Lost key / biometrics change

If the key is lost (device wipe, Keychain reset, failed migration), the database cannot be recovered. The user must wipe and start fresh. This is mitigated by the Export/Import feature.

Corruption detection

If the database fails to open or a query returns an integrity error, classify it as corrupted_local_state per the Error Taxonomy. Surface a calm message:
“Something went wrong with your data. If this keeps happening, contact support and we’ll help.”
Attempt a full rebuild from the event log before surfacing the error to the user.
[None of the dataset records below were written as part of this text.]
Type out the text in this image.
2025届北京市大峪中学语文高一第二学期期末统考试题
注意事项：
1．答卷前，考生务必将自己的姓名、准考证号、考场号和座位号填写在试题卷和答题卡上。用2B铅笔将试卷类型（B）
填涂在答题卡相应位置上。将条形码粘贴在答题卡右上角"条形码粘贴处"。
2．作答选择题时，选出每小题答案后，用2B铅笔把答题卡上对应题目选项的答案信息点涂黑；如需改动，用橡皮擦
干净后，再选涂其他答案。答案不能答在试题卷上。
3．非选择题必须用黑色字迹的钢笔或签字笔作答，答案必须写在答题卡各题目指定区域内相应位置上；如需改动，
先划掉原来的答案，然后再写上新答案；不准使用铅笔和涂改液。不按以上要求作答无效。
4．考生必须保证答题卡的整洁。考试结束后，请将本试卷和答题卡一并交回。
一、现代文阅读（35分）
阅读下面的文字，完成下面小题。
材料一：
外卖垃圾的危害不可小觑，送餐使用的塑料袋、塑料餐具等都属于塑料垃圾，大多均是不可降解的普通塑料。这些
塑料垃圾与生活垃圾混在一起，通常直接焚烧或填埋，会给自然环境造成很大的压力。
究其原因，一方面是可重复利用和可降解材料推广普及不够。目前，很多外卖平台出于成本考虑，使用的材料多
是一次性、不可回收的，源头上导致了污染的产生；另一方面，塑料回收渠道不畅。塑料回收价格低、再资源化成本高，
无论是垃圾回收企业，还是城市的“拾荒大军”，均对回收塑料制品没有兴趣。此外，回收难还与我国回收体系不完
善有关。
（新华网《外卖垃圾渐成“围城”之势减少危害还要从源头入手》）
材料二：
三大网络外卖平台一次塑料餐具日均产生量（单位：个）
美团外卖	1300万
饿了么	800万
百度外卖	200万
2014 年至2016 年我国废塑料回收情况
If the rebuild also fails, surface the message and offer the delete-all-data flow as a recovery path.

Delete all data

Accessible from Settings. Deletes everything stored on the device. There is no network call - all data is local.

Flow

  1. User taps “Delete all data” in Settings
  2. Confirmation screen appears with clear, explicit copy (see below)
  3. User taps the confirmation button
  4. Wipe executes atomically

What is wiped

  • SQLite database file
  • Encryption key in the platform keystore
  • All in-memory cached state

What is not wiped

  • shared_preferences (settings and feature flags) - these intentionally survive. Notification preferences, theme, and accessibility settings are not health data and should not reset with the database.
The wipe is atomic: either the database and key are both deleted, or neither is. No partial deletion.

Copy rules

The confirmation screen uses calm, factual language. No guilt, no urgency, no “are you sure?” framing. Primary copy:
“This will permanently delete all your data on this device. Your app settings will be kept. This cannot be undone.”
Confirmation button:
“Delete everything”
Cancel:
“Go back”
Avoid:
  • Exclamation marks
  • Questions (“Are you sure?”)
  • Conditional urgency (“Warning:”, “Caution:”)
  • Blame framing (“You are about to…”)
After the wipe completes, the app returns to the onboarding flow as if freshly installed.

Offline behaviour

The delete flow works fully offline. No network request is made. This is intentional - data deletion must never be blocked by connectivity.